Veryyyyyy slow serverless VLLM
Considering moving away from RunPod, this is just insane how slow this is on serverless
Runpod serverless 4090 GPU, cold start of vllm:
Model loading took 7.5552 GiB and 52.588290 seconds
My local 3090 cold start of vllm
Model loading took 7.5552 GiB and 1.300690 seconds
¿any idea?
37 Replies
This happens while using the exact same image on both machines?
Depending on your image, the cold start also includes the time to download and actually start the image itself.
It is a little rough for a little bit, and we're working on a solution for that but eventually you'll have the image cached on all the servers your serverless jobs can be picked up by (filtered by CUDA version & allowed GPUs)
The downloading of the container image is the worker initialization stage. He's talking about the initialization of the vLLM engine and the difference it takes to load the model into VRAM on RunPod vs his local machine.
Oh the actual vllm engine.
By default RunPod provides users a quite old vllm version (and I should probably bump this). Do you see the same delay using this container instead?
runpod/worker-v1-vllm:v2.5.0stable-cuda12.1.0
This image would contain iirc vllm 0.8.5 instead of the 0.6.x version we provide by default.That's why I am asking if he uses the exact same image on RunPod and his local machine. He can use a custom one or different versions and configs. There's too little information provided.

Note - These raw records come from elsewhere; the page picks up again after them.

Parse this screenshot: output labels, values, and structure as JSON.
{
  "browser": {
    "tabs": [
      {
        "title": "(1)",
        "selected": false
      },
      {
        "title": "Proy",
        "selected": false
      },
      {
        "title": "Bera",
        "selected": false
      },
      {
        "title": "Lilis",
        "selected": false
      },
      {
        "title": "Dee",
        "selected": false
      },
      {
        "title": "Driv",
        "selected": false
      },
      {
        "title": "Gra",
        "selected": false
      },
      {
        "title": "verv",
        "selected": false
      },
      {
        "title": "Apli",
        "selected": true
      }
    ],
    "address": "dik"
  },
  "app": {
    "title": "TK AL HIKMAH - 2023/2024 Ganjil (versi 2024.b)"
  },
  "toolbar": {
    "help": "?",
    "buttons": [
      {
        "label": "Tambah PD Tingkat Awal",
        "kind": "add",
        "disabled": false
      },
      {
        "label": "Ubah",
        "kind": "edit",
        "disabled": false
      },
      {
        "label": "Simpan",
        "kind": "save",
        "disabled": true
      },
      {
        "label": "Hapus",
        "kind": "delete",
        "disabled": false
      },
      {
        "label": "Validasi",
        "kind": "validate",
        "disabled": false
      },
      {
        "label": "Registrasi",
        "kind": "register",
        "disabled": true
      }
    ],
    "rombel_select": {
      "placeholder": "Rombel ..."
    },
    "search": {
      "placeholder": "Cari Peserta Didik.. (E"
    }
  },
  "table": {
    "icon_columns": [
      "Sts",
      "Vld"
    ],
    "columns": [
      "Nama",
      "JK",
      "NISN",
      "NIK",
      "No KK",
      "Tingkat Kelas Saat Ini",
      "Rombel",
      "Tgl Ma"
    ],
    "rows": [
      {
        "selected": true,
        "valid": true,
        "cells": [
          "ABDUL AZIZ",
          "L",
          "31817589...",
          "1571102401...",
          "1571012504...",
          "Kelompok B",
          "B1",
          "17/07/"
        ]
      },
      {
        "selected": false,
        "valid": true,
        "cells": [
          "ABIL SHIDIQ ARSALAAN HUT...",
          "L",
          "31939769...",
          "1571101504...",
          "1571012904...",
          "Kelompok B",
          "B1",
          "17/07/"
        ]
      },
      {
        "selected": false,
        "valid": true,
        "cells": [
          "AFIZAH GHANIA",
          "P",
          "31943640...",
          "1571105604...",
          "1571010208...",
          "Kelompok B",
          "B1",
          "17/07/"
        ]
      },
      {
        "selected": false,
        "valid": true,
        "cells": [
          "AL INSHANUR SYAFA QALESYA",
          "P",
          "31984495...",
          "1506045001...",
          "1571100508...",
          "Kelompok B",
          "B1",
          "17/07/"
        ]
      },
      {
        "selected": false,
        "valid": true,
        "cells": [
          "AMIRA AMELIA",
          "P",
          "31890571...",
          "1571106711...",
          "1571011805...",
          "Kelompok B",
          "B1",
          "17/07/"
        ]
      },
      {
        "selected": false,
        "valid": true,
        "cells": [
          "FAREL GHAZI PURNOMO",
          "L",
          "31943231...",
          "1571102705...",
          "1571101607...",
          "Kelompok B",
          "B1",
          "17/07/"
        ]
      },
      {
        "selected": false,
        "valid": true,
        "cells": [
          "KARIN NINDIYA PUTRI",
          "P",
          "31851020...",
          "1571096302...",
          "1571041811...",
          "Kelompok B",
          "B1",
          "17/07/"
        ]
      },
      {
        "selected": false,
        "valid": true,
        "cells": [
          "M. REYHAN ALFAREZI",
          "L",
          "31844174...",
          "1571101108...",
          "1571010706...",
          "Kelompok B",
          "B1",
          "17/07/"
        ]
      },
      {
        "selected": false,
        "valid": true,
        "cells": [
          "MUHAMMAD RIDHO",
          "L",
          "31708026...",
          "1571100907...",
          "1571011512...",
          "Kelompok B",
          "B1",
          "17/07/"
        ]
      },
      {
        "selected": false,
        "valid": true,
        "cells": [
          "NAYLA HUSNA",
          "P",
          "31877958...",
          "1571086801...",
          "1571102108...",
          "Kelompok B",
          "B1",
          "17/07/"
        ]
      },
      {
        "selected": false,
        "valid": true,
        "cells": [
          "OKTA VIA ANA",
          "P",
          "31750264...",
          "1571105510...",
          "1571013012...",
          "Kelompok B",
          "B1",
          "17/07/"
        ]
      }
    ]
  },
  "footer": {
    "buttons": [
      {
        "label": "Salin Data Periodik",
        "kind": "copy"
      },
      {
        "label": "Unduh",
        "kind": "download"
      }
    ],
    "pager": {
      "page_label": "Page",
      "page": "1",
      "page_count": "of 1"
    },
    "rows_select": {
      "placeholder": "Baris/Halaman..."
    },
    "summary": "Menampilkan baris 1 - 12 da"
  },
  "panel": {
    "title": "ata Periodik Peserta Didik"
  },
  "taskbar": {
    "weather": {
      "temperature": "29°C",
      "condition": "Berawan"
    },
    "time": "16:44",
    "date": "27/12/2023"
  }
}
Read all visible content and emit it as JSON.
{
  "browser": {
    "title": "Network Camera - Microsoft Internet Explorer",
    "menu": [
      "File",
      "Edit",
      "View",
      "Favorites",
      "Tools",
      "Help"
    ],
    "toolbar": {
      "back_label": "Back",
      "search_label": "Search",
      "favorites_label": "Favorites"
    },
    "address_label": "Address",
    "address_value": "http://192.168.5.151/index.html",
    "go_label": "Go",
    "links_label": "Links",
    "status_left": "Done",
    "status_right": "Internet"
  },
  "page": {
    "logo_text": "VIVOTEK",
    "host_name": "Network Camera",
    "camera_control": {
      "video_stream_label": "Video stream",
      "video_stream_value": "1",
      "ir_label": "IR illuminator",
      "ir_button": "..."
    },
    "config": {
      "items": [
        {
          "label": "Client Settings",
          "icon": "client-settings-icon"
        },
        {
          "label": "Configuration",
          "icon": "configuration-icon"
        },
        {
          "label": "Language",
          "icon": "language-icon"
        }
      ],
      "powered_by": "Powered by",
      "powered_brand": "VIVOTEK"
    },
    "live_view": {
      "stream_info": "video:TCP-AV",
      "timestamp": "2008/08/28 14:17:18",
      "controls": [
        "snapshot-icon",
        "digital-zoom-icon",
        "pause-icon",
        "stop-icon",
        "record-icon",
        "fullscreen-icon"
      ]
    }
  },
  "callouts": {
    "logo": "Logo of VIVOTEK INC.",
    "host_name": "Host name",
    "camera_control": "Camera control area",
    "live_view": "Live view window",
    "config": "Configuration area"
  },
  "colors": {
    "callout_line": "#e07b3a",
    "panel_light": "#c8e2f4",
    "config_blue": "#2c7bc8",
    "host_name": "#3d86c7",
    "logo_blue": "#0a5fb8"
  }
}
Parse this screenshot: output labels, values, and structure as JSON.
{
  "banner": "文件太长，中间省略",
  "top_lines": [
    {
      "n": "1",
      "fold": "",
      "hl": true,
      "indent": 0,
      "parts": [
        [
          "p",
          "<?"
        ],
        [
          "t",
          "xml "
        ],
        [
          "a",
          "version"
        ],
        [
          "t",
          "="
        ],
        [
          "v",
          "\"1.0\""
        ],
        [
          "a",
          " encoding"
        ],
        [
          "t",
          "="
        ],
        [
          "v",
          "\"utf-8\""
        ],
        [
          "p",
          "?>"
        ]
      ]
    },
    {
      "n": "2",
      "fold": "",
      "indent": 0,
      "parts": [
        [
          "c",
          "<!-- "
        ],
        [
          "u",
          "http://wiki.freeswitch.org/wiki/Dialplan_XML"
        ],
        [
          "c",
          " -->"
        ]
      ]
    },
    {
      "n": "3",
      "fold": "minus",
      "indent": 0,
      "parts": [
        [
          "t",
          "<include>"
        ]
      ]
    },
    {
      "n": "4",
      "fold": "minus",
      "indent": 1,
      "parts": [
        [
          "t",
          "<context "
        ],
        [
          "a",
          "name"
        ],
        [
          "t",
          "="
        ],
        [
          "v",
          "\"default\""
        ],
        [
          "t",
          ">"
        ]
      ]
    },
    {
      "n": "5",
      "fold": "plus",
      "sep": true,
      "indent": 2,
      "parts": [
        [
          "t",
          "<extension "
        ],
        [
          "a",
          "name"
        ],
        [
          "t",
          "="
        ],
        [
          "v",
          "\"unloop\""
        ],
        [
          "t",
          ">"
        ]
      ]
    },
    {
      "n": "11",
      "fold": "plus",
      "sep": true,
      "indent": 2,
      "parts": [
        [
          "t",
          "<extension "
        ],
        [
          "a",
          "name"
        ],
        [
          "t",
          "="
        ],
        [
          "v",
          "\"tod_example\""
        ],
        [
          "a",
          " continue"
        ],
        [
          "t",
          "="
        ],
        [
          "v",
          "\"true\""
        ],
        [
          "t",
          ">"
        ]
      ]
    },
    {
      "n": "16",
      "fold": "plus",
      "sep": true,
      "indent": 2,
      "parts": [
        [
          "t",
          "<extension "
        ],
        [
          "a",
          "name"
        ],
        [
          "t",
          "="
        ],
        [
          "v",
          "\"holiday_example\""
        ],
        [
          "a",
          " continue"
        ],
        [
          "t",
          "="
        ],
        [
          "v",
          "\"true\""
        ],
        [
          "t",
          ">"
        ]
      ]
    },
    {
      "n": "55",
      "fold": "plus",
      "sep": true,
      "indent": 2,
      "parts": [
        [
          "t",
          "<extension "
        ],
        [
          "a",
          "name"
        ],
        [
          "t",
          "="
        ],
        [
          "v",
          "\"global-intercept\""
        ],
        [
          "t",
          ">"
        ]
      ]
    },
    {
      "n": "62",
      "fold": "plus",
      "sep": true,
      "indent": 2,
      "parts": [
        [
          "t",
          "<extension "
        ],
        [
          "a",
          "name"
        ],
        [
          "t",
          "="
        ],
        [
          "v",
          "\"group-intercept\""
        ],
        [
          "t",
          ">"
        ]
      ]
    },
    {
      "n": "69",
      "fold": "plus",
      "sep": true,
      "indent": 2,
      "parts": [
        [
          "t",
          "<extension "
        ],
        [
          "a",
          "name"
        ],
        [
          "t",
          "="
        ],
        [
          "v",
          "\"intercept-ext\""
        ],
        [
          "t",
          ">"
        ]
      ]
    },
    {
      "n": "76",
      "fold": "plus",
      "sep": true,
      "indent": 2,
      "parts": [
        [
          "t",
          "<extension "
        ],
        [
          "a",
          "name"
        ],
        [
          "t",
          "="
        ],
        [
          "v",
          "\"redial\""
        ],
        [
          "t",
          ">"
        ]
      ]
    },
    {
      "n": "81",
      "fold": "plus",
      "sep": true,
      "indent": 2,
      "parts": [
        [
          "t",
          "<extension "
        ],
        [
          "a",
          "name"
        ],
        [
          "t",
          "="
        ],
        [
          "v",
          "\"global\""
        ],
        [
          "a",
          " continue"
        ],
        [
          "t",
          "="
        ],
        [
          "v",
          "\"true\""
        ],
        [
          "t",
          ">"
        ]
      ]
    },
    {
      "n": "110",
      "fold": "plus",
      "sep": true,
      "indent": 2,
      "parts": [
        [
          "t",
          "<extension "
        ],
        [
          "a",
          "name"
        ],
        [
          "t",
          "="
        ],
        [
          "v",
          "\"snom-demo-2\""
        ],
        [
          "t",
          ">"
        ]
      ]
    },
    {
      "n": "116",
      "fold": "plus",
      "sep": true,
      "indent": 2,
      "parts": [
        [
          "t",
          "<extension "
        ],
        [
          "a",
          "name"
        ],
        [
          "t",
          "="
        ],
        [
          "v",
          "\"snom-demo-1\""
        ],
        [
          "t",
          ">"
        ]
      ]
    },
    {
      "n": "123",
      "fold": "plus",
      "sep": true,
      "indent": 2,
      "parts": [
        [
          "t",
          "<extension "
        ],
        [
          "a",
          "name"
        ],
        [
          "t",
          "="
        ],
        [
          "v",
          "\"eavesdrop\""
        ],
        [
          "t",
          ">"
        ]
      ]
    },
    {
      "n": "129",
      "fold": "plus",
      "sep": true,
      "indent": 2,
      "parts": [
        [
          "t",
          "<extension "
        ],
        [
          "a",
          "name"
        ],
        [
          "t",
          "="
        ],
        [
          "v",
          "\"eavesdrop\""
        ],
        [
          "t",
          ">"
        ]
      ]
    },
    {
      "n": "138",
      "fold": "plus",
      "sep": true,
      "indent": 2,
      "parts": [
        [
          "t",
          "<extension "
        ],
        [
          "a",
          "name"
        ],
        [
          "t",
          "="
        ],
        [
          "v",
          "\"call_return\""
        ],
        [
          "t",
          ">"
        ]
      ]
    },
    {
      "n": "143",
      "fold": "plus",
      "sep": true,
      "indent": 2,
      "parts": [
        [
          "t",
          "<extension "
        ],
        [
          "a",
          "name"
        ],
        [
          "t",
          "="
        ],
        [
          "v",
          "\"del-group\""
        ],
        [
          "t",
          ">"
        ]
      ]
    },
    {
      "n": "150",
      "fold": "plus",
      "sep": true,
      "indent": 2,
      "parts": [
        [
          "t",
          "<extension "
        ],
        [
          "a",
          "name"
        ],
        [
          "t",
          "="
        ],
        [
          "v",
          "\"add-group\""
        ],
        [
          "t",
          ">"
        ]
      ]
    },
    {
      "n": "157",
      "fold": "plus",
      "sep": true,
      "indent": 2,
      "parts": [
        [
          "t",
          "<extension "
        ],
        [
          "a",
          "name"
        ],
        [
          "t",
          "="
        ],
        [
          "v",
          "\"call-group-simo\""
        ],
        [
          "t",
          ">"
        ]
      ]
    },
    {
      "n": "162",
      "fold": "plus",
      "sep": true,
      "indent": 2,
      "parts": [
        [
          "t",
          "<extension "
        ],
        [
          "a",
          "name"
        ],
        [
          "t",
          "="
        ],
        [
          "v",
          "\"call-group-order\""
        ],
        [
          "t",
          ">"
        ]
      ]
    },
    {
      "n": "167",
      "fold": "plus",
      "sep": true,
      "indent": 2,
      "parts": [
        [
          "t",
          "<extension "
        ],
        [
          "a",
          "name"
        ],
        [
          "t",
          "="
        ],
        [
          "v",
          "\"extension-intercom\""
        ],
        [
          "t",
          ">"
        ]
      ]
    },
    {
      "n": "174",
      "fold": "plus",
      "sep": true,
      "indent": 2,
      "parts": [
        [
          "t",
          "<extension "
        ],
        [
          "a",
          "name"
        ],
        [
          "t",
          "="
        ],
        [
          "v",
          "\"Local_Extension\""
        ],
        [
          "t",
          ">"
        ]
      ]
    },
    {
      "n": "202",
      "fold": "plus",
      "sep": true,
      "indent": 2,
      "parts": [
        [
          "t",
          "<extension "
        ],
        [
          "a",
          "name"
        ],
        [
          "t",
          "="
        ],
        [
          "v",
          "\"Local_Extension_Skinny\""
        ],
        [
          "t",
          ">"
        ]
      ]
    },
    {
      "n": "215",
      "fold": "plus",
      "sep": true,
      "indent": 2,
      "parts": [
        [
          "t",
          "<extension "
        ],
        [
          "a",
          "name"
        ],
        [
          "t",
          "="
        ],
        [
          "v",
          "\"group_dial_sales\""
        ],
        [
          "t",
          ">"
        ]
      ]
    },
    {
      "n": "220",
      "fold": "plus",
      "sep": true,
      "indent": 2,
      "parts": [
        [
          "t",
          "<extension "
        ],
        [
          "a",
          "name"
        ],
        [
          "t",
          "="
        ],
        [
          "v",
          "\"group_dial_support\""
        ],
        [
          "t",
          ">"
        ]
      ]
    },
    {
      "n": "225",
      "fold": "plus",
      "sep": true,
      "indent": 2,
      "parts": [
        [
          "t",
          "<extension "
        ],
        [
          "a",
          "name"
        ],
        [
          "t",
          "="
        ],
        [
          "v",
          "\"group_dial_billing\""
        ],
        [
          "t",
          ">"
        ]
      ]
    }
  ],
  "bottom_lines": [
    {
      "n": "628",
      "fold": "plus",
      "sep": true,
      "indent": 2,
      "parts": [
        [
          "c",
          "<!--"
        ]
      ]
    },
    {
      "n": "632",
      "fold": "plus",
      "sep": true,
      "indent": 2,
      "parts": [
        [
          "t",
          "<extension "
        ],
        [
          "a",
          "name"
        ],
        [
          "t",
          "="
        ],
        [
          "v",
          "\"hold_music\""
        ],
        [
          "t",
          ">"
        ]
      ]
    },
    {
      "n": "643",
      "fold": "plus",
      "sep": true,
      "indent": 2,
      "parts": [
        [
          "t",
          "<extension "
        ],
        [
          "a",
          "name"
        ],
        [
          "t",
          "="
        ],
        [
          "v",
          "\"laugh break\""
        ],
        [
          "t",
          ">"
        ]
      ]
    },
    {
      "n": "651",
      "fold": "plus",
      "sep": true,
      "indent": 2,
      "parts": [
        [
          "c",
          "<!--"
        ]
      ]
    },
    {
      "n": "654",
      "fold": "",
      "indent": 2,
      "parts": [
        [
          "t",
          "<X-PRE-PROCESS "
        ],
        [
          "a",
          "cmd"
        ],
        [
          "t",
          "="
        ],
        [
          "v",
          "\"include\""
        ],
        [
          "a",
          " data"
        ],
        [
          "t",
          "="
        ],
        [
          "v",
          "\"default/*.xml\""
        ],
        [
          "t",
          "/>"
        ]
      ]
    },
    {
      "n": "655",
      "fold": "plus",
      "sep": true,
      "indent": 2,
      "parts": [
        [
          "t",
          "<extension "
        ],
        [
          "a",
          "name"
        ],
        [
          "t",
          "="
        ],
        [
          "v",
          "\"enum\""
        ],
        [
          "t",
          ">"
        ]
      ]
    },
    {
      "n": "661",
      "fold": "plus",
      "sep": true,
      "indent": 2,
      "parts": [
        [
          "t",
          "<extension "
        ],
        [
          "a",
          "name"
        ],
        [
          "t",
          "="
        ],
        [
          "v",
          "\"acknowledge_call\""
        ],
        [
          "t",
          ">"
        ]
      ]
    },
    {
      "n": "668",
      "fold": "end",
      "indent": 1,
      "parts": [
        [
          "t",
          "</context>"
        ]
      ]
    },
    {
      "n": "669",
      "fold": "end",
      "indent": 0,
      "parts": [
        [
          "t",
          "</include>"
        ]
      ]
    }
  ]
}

Same vLLM in both machines, RunPod is using
runpod/worker-v1-vllm:v2.4.0stable-cuda12.1.0
I'll test with runpod/worker-v1-vllm:v2.5.0stable-cuda12.1.0
and report backUsing version 2.5.0, the loading time is as follows: model loading took 7.5552 GiB and 51.169156 seconds still unusable. I'm also getting very inconsistent cold starts (pod load time). I think with it being this unstable, we have to stop using serverless. I don't remember it ever being this bad.

So, you're using the official image set via web UI? The model is baked into the image, so you're not using Network volume, correct? Does this happen in multiple data centre locations? Did you try a different one? I know from experience that there might be a slight difference in performance between them.
Also, can you please share a log of such a long cold start so we can confirm the problem?
I’ve tried several regions, and I also tried using the model inside the image by building and running the Docker image, as well as from the UI, and I get the same results.
I think we can try with the Qwen3 4B model and see if we get the same cold start, all with default settings.
Can you please share the logs when you get that long cold start?
You can copy it from
Workers
tab and clicking on currently running workerThe log you've sent is 42s for initialization. That's quite a normal time for the default image.
The longest part there is 14s for CUDA Graph capture (see
Capturing cudagraphs for decoding
), which you can disable by using Eager Mode, but it decreases the inference speed of the model quite drastically. Instead, I recommend storing the graphs and cache on a shared network volume so you compute it only once, and other cold workers with the same setup can reuse it. By disabling guided-decoding-backend
, you should also be able to use the V1 engine, which uses the torch.compile to cache even more things to speed up the inference.
The second longest is 11s for engine init itself (see engine.py
), which we can't do much about without not going into the code.
The third is unnecessary 8 seconds to download the model (see Time spent downloading weights
). You can fix this by using baked files and properly setting a local path to them.
By fixing just these basic things, you can cut the cold start time by ~50% (to around 20 seconds) without going into deeper optimizations. That's probably all I can say about this log. You can try sending the 2 or 3-minute ones if you catch them. The thing is, by default, both the vLLM and its RunPod image are not optimized for production use with maximum performance (and they can't even be for every model out there). You have to understand the settings, and dialling them right can make an enormous difference.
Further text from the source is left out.